The S&P/Case Shiller composite index of 20 metropolitan areas rose 0.7 per cent on a seasonally adjusted basis, surpassing expectations for a 0.4 per cent increase.
"The housing recovery in this cycle has been painfully slow to develop, but it is unmistakably here," Chris Low, chief economist at FTN Financial in New York, told Reuters.
However, keeping a lid on optimism was Conference Board data showing American consumer confidence dropped to its lowest level in five months in June.
In late afternoon trading in New York, the Dow Jones Industrial Average rose 0.51 per cent, the Standard & Poor's 500 Index gained 0.66 per cent, while the Nasdaq Composite Index advanced 0.76 per cent.
Some believe these gains will be short-lived.
"This is a classic exhaustion rebound. The selling intensity was pretty high yesterday, and technically, we were due for a short-term rebound," James Dailey, portfolio manager of TEAM Asset Strategy Fund in Harrisburg, Pennsylvania, told Reuters. "But these gains are really unsustainable. I think we have entered the bear market cycle already, and these [gains] could disappear any minute."
Most eyes are on the two-day summit of European Union leaders starting on June 28 to see if any decisive action towards solving the ongoing euro-zone debt crisis will finally be taken.
"We're caught in this limbo," Brian Jacobsen, chief portfolio strategist at Wells Fargo Advantage Funds in Menomonee Falls, Wisconsin, told Bloomberg News. "People are waiting to see what comes out of the European Union summit this week. We're getting some signs of very tepid pick-up in economic activity. It's really not something that's going to move the market significantly one way or the other."
Ahead of this week's meeting, European Council President Herman Van Rompuy released a seven-page report on closer fiscal and banking union envisaging a euro zone treasury that would issue common debt in the medium term.
That's not what Germany's Angela Merkel has in mind.
"I don't see total debt liability as long as I live," Merkel said at a meeting of lawmakers from her Free Democratic coalition partners in Berlin, Reuters reported, citing people who attended the closed-door session.
Meanwhile, Spain struggled to garner interest at its debt auction today.
It sold three-month bills at an average 2.362 per cent, compared with 0.846 per cent at the last auction on May 22, and six-month bills at an average rate of 3.237 per cent, compared with 1.737 per cent last month. Demand for the three-month securities was 2.6 times the amount sold, compared with 3.95 times in May, while the bid-to-cover ratio for the six-month bills was 2.82 compared with 4.3, according to Bloomberg.
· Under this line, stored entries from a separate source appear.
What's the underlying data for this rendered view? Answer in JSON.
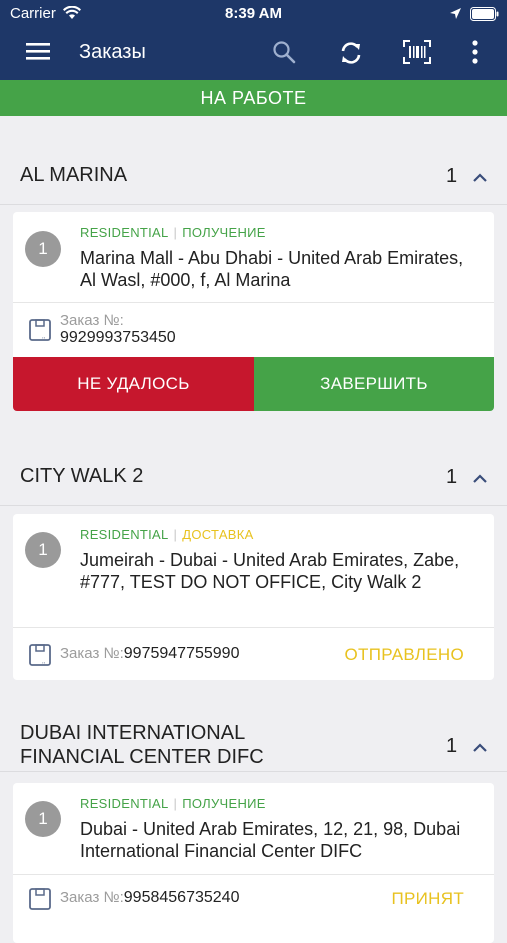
{
  "status_bar": {
    "carrier": "Carrier",
    "time": "8:39 AM"
  },
  "app_bar": {
    "title": "Заказы",
    "icons": [
      "menu-icon",
      "search-icon",
      "refresh-icon",
      "barcode-scan-icon",
      "more-vert-icon"
    ]
  },
  "banner": {
    "label": "НА РАБОТЕ",
    "color": "#45a348"
  },
  "groups": [
    {
      "name": "AL MARINA",
      "count": "1",
      "order": {
        "number": "1",
        "type": "RESIDENTIAL",
        "action": "ПОЛУЧЕНИЕ",
        "address": "Marina Mall - Abu Dhabi - United Arab Emirates, Al Wasl, #000, f, Al Marina",
        "order_label": "Заказ №:",
        "order_number": "9929993753450",
        "buttons": {
          "fail": "НЕ УДАЛОСЬ",
          "complete": "ЗАВЕРШИТЬ"
        }
      }
    },
    {
      "name": "CITY WALK 2",
      "count": "1",
      "order": {
        "number": "1",
        "type": "RESIDENTIAL",
        "action": "ДОСТАВКА",
        "address": "Jumeirah - Dubai - United Arab Emirates, Zabe, #777, TEST DO NOT OFFICE, City Walk 2",
        "order_label": "Заказ №:",
        "order_number": "9975947755990",
        "status": "ОТПРАВЛЕНО"
      }
    },
    {
      "name": "DUBAI INTERNATIONAL FINANCIAL CENTER DIFC",
      "count": "1",
      "order": {
        "number": "1",
        "type": "RESIDENTIAL",
        "action": "ПОЛУЧЕНИЕ",
        "address": "Dubai - United Arab Emirates, 12, 21, 98, Dubai International Financial Center DIFC",
        "order_label": "Заказ №:",
        "order_number": "9958456735240",
        "status": "ПРИНЯТ"
      }
    }
  ],
  "colors": {
    "header": "#1e3768",
    "green": "#45a348",
    "red": "#c6172d",
    "yellow": "#e8c21f",
    "background": "#efeff2"
  }
}
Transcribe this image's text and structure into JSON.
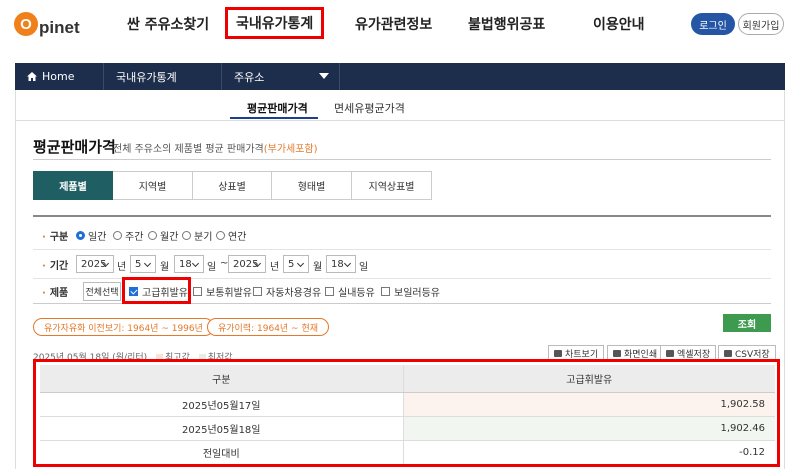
{
  "header": {
    "logo_letter": "O",
    "logo_text": "pinet",
    "nav": [
      "싼 주유소찾기",
      "국내유가통계",
      "유가관련정보",
      "불법행위공표",
      "이용안내"
    ],
    "login": "로그인",
    "join": "회원가입"
  },
  "subbar": {
    "home": "Home",
    "section": "국내유가통계",
    "dropdown": "주유소"
  },
  "subtabs": [
    "평균판매가격",
    "면세유평균가격"
  ],
  "page": {
    "title": "평균판매가격",
    "desc": "전체 주유소의 제품별 평균 판매가격",
    "desc_note": "(부가세포함)"
  },
  "tabs": [
    "제품별",
    "지역별",
    "상표별",
    "형태별",
    "지역상표별"
  ],
  "filters": {
    "period_label": "구분",
    "period_options": [
      "일간",
      "주간",
      "월간",
      "분기",
      "연간"
    ],
    "period_selected": "일간",
    "range_label": "기간",
    "from": {
      "year": "2025",
      "month": "5",
      "day": "18"
    },
    "to": {
      "year": "2025",
      "month": "5",
      "day": "18"
    },
    "unit_year": "년",
    "unit_month": "월",
    "unit_day": "일",
    "tilde": "~",
    "product_label": "제품",
    "select_all": "전체선택",
    "products": [
      {
        "name": "고급휘발유",
        "checked": true
      },
      {
        "name": "보통휘발유",
        "checked": false
      },
      {
        "name": "자동차용경유",
        "checked": false
      },
      {
        "name": "실내등유",
        "checked": false
      },
      {
        "name": "보일러등유",
        "checked": false
      }
    ]
  },
  "links": {
    "history1": "유가자유화 이전보기: 1964년 ~ 1996년",
    "history2": "유가이력: 1964년 ~ 현재"
  },
  "search_button": "조회",
  "meta": {
    "date": "2025년 05월 18일 (원/리터)",
    "legend_high": "최고값",
    "legend_low": "최저값"
  },
  "actions": [
    "차트보기",
    "화면인쇄",
    "엑셀저장",
    "CSV저장"
  ],
  "table": {
    "headers": [
      "구분",
      "고급휘발유"
    ],
    "rows": [
      {
        "label": "2025년05월17일",
        "value": "1,902.58"
      },
      {
        "label": "2025년05월18일",
        "value": "1,902.46"
      },
      {
        "label": "전일대비",
        "value": "-0.12"
      }
    ]
  },
  "colors": {
    "brand_orange": "#f0801a",
    "navy": "#1d2d4c",
    "tab_active": "#1f5f63",
    "highlight_red": "#ee0000",
    "search_green": "#3d9a4f"
  }
}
Shares of News Corp jumped more than 8 per cent after the company said it's considering splitting into two publicly held corporations.
Rupert Murdoch, News Corp's chairman and chief executive officer, is overseeing internal discussions on whether to split publishing from the New York-based company's entertainment business, Bloomberg reported, citing two people with knowledge of the matter, who asked not to be identified because a decision isn't final.